Perhaps the reason for the destruction of the world from time to time is congruous with the way things work in the world. When someone builds new houses in a place where old houses stood earlier, the entire foundations of the original buildings must be completely destroyed and the area cleared and only then can the foundations be laid for the new buildings. So too with the world, after a period of 6000 years all the building and foundation of the past era must be destroyed so that new building can begin for another 6000 years afterwards.
This is the way that G-d fixed the nature of the world. When someone plants seeds in the earth, they must first be destroyed and only afterwards can they begin to sprout. Similarly, a new world can begin to sprout after the destruction and decay of the world and everything that is within it.
Based on this we can explain the Aggada in Talmud Shabbat (152b): If someone has jealousy his bones will rot (after his death), and anyone who doesn’t have jealousy, his bones will not rot. This is based on the words of a verse. Then the Talmud challenges: Doesn’t the verse states, “You shall return to dust” (and Rashi explains that the decree against Adam the first man also applies to every person since). The Talmud explains that this only applies just before the resurrection of the dead. In other words, the rot that was decreed for someone who doesn’t have jealousy will only be a moment before the resurrection. It doesn’t explain the purpose of the rotting, or define the time which is ‘just before the resurrection of the dead’.

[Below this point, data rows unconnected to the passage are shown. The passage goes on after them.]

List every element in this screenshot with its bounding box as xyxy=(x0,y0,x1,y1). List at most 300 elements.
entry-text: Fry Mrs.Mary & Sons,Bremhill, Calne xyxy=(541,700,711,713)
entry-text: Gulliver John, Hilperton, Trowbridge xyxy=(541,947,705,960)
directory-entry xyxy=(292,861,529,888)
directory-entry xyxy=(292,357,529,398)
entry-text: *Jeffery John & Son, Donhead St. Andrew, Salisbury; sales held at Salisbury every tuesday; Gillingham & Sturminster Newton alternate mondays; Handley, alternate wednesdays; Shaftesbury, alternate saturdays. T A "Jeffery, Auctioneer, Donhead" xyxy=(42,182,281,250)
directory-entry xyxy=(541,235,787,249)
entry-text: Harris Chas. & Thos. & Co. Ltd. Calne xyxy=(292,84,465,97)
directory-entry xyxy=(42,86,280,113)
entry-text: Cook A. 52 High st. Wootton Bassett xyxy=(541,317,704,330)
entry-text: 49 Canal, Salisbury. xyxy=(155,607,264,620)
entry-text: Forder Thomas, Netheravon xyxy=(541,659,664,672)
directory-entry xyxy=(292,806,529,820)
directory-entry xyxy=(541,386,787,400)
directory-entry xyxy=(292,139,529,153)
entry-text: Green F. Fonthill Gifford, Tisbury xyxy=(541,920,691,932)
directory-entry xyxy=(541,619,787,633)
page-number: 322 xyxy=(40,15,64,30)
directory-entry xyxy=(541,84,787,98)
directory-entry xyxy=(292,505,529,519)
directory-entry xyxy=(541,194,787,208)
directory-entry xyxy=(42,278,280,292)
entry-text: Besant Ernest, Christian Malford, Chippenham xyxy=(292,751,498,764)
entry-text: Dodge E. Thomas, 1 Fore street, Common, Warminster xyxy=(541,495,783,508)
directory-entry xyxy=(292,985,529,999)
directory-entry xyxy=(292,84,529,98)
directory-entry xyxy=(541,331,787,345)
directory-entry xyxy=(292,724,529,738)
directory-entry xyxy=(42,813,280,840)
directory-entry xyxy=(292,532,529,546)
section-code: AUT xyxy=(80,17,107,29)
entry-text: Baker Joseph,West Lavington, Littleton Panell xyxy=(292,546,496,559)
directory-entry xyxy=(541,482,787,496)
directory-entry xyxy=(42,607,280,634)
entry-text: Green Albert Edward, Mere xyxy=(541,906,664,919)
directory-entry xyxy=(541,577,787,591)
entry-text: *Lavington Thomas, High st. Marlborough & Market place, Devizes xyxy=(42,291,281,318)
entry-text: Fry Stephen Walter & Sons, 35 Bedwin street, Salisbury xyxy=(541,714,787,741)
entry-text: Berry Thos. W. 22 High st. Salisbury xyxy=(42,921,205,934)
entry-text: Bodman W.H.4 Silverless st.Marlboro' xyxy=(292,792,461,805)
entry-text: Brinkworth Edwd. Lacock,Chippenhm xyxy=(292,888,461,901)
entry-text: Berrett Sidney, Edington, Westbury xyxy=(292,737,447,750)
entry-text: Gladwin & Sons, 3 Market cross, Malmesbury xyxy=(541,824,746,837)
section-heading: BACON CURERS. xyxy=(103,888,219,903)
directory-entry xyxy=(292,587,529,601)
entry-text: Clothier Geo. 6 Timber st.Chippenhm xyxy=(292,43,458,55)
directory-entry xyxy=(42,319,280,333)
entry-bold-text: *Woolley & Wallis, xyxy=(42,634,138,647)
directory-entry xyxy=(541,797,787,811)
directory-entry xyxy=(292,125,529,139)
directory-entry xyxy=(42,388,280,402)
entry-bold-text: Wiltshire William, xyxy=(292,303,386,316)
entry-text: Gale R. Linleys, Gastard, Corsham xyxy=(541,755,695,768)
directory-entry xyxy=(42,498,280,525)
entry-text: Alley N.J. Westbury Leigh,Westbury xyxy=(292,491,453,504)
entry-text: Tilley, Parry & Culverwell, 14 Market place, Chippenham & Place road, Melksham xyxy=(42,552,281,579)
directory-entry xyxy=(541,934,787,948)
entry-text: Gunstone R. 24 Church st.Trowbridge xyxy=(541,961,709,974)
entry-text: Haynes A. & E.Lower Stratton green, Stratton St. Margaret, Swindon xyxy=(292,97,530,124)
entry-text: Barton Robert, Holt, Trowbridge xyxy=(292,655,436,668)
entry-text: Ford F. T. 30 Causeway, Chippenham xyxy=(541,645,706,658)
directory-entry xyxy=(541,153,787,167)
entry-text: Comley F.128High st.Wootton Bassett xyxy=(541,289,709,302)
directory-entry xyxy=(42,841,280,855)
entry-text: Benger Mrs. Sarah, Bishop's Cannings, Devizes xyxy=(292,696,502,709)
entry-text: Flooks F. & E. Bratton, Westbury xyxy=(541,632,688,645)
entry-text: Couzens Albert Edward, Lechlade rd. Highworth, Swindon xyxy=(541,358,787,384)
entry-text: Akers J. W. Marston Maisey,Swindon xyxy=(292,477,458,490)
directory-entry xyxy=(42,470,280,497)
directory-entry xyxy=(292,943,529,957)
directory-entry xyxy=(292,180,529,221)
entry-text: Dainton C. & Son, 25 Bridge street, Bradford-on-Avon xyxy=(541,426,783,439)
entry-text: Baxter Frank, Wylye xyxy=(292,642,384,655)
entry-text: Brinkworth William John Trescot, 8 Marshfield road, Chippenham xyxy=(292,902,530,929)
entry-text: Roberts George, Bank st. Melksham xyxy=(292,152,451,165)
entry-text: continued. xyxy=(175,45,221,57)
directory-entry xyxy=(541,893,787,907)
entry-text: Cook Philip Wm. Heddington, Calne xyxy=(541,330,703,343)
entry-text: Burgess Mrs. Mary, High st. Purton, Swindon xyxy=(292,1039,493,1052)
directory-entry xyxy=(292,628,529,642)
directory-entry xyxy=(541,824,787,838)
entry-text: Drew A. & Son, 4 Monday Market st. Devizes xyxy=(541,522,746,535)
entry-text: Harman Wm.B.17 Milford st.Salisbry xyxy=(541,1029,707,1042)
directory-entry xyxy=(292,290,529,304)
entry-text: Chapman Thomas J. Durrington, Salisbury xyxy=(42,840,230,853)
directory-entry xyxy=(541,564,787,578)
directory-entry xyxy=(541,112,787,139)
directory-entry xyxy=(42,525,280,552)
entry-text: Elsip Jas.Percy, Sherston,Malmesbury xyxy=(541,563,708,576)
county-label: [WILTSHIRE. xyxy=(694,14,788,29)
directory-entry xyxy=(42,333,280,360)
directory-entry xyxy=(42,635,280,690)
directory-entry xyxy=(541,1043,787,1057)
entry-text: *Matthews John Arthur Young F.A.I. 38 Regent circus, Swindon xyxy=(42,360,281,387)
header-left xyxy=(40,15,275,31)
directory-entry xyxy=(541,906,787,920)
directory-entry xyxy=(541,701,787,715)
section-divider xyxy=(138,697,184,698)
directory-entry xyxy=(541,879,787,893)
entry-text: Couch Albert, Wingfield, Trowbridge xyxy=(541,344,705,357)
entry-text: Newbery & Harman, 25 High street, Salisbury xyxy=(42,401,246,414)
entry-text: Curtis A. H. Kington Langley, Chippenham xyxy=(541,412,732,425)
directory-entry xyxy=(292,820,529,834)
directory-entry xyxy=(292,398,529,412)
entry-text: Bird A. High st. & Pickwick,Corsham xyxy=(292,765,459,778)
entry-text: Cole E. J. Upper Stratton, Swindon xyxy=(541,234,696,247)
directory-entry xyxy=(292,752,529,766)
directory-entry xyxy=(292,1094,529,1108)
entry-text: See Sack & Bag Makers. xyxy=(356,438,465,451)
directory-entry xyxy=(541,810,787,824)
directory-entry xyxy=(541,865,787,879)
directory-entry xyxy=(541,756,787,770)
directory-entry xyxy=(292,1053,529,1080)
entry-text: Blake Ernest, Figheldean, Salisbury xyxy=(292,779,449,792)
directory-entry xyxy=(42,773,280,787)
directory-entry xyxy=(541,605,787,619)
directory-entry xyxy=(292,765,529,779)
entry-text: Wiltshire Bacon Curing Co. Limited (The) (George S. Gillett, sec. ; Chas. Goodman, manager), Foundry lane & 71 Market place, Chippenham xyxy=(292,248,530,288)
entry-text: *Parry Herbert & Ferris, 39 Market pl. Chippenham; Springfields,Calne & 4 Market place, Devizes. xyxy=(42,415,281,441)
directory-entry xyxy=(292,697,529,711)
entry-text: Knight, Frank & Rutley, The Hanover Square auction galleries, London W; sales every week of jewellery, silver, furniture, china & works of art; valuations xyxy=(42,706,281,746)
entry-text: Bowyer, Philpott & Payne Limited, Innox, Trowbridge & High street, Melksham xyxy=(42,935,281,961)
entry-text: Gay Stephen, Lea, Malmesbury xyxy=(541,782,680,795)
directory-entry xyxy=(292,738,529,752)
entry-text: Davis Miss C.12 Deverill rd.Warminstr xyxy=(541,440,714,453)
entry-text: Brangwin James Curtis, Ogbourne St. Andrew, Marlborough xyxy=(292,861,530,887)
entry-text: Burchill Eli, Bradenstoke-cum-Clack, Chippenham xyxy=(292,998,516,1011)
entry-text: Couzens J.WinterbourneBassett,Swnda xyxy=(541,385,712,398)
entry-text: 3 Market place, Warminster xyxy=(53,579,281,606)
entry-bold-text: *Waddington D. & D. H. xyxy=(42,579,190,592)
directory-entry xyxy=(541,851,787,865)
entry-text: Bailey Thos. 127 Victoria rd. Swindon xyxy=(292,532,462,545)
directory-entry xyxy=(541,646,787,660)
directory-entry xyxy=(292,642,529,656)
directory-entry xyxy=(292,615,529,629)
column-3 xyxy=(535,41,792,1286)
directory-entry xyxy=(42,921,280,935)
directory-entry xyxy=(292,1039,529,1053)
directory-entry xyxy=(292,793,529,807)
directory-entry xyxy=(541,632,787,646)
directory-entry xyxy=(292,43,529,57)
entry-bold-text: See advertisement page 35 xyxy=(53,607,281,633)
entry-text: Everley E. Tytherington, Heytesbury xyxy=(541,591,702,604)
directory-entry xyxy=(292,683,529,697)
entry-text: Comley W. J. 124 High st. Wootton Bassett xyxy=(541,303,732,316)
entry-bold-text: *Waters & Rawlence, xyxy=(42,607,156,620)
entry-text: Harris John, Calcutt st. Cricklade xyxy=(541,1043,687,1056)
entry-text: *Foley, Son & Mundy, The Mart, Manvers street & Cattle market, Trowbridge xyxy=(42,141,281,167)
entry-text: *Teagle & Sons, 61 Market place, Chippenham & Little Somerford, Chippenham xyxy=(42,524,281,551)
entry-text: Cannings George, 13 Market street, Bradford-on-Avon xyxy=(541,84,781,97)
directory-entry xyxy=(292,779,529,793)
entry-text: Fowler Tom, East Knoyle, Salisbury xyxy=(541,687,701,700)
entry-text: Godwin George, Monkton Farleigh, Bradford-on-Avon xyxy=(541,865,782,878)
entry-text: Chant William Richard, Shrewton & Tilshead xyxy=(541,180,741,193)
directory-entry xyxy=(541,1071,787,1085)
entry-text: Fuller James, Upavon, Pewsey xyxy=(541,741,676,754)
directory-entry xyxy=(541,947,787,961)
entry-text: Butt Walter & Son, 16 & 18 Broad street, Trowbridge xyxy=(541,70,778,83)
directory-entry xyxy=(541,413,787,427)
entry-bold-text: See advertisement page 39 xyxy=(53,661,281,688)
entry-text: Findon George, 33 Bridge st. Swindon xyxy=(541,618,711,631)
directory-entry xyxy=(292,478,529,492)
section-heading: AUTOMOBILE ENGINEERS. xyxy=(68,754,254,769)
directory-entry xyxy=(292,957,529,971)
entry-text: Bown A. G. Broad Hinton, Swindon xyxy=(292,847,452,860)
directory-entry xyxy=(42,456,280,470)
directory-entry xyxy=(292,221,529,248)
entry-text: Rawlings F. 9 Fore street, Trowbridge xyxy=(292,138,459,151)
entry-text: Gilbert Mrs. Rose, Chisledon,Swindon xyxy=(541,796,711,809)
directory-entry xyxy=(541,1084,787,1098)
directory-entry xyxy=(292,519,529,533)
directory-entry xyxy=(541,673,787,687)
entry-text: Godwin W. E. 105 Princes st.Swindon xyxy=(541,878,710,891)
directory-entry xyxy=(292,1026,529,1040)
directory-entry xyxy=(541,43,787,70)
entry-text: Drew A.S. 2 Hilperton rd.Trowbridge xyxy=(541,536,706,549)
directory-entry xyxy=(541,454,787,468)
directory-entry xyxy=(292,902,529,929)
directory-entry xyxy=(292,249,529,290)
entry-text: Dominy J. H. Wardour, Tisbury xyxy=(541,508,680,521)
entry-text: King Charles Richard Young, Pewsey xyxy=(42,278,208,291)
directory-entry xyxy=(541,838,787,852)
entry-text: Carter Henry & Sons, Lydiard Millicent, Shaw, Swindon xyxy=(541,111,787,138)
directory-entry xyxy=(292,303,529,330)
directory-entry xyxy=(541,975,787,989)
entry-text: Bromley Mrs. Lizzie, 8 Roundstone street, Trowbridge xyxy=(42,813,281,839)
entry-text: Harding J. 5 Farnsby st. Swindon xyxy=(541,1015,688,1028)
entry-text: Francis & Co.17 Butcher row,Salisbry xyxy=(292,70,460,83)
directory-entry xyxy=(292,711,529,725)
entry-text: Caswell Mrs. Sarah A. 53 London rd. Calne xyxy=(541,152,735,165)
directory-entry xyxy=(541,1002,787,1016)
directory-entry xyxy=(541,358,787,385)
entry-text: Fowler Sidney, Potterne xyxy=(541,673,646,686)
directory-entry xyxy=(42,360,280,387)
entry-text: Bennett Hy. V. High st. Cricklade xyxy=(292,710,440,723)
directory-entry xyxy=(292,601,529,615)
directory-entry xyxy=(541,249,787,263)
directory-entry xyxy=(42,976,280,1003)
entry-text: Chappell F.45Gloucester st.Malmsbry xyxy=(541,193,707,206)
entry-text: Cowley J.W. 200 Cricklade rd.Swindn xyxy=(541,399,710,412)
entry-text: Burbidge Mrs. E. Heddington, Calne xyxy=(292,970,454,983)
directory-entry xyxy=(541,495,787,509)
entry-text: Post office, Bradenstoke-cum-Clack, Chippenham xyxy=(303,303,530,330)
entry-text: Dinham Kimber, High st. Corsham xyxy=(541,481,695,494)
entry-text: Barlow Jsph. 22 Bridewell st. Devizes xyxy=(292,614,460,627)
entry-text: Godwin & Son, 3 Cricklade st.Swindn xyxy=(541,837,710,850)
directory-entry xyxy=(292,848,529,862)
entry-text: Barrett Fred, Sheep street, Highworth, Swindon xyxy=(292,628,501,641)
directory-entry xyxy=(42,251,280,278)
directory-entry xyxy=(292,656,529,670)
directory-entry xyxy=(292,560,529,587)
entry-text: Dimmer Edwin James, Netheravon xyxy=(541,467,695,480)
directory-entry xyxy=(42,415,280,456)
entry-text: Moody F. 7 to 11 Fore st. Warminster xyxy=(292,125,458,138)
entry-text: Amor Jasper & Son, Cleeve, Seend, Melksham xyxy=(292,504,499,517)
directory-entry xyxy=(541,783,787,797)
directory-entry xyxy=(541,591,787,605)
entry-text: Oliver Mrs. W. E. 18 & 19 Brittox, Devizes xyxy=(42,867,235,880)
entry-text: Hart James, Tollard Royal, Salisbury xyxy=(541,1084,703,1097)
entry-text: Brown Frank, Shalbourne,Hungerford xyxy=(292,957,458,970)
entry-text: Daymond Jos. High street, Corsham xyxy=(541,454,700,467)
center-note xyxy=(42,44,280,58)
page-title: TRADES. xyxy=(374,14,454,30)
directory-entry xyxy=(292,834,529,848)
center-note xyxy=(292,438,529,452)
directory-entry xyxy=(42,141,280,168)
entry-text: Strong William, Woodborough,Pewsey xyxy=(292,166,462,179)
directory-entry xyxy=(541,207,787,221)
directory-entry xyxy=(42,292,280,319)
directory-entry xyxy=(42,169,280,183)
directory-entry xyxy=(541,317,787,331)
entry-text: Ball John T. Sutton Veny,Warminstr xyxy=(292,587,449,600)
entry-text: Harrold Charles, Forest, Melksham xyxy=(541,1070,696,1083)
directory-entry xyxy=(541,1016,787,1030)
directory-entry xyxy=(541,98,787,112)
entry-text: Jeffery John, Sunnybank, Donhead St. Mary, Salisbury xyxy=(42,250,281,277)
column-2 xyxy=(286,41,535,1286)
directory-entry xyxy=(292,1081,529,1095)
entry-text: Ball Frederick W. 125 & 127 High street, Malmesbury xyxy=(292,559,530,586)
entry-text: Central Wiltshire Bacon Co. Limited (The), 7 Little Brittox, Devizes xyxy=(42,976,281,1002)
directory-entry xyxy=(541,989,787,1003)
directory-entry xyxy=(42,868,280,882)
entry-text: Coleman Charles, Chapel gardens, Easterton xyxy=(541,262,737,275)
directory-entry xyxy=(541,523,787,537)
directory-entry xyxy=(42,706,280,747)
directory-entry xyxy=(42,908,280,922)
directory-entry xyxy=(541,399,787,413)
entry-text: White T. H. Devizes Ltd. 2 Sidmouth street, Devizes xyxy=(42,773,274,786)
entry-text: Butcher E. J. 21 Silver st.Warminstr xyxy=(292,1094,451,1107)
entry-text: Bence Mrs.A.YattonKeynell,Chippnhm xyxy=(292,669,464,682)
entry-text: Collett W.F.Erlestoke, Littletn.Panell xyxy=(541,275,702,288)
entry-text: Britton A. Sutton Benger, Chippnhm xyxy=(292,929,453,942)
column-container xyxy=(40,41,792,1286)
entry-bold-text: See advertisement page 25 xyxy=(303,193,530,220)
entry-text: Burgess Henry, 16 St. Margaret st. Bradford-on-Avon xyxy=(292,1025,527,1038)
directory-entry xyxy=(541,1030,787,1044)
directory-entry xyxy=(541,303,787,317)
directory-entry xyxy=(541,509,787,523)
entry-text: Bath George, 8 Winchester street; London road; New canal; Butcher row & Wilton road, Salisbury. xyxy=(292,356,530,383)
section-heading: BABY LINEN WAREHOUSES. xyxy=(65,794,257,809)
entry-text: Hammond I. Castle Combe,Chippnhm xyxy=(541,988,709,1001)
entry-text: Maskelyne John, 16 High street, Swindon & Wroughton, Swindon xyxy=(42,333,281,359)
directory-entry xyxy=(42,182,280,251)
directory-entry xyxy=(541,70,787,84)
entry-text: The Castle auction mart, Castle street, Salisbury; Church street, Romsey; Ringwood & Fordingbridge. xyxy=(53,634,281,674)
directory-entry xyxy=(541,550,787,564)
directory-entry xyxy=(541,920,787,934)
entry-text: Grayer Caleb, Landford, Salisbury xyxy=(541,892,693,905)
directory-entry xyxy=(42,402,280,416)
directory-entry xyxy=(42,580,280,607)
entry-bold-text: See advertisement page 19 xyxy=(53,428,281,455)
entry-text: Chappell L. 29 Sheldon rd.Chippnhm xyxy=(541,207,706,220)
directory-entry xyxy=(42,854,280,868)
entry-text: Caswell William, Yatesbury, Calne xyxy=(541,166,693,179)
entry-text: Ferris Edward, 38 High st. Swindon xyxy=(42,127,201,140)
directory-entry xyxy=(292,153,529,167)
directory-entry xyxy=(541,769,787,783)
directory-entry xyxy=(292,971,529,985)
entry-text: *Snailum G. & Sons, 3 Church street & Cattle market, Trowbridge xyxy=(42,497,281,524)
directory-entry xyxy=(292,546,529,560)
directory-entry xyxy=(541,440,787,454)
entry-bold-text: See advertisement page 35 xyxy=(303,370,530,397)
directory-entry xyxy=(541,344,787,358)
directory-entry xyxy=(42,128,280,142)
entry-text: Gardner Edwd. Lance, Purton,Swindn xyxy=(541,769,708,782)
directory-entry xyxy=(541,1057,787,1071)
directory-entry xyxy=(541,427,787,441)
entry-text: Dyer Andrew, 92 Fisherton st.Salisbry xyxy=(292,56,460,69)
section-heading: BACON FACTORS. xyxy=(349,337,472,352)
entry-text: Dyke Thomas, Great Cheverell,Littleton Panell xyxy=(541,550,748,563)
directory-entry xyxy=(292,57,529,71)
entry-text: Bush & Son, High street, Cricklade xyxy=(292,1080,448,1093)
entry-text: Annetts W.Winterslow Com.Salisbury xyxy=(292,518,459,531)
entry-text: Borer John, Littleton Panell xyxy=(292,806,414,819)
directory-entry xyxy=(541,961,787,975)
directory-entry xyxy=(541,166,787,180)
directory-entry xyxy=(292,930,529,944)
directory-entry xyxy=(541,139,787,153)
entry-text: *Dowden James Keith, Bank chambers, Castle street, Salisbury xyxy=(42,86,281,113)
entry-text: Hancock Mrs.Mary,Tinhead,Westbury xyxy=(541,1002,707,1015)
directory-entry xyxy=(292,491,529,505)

But the explanation is as follows, based on what we said above: In order to have a new life in the resurrection of the dead, it is necessary that the former body be destroyed and rots into dust. If someone is jealous this rotting takes place as part of the natural process. However, someone who does not have jealousy, his bones remain whole and ready until a moment before the resurrection. At that time it is necessary for them to rot so that they can come back to the new life that will come, to fulfil the decree of “You shall return to dust”.
We will see the purpose of the destruction of the world in the Aggada that we will bring shortly. For those thousand years while G-d is renewing the world, He will make wings for the righteous and they will fly over the surface of the water. However we understand the Aggada, it certainly seems that the world will be completely covered with water.
With what we have explained we can also understand the verses in parshat Va’etchanan (Devarim 7) where it says about G-d that he keeps the covenant and the kindness for a thousand generations. Also in Tehillim (105: 8) it states “He commanded His word for a thousand generations”. As we know, a generation is seventy years, as the verse states “the days of his life in them are seventy years” (ibid. 90: 10). See also at Talmud Yevamot (50a). A thousand generations is therefore 70,000 years. G-d is guaranteeing the world’s existence for that length of time. So the number of 6000 years for the world must be only for one period of the world’s existence, which will repeat until that total number of years.
With this we can understand how scientists have found trees and bones of animals that clearly lived tens of thousands of years ago (look at ‘Oh Hachaim’ by the author of Tiferet Yisrael at the end of Nezikin). This is no contradiction to our counting of years, since they are just remnants of earlier periods of the world’s existence which somehow survived the destruction and lasted until now. Just as the Talmud (Nida 61a) says that Og King of Bashan remained (and survived) from the flood, or that three boiling pools of water survived from the time of the flood (Sanhedrin 108a).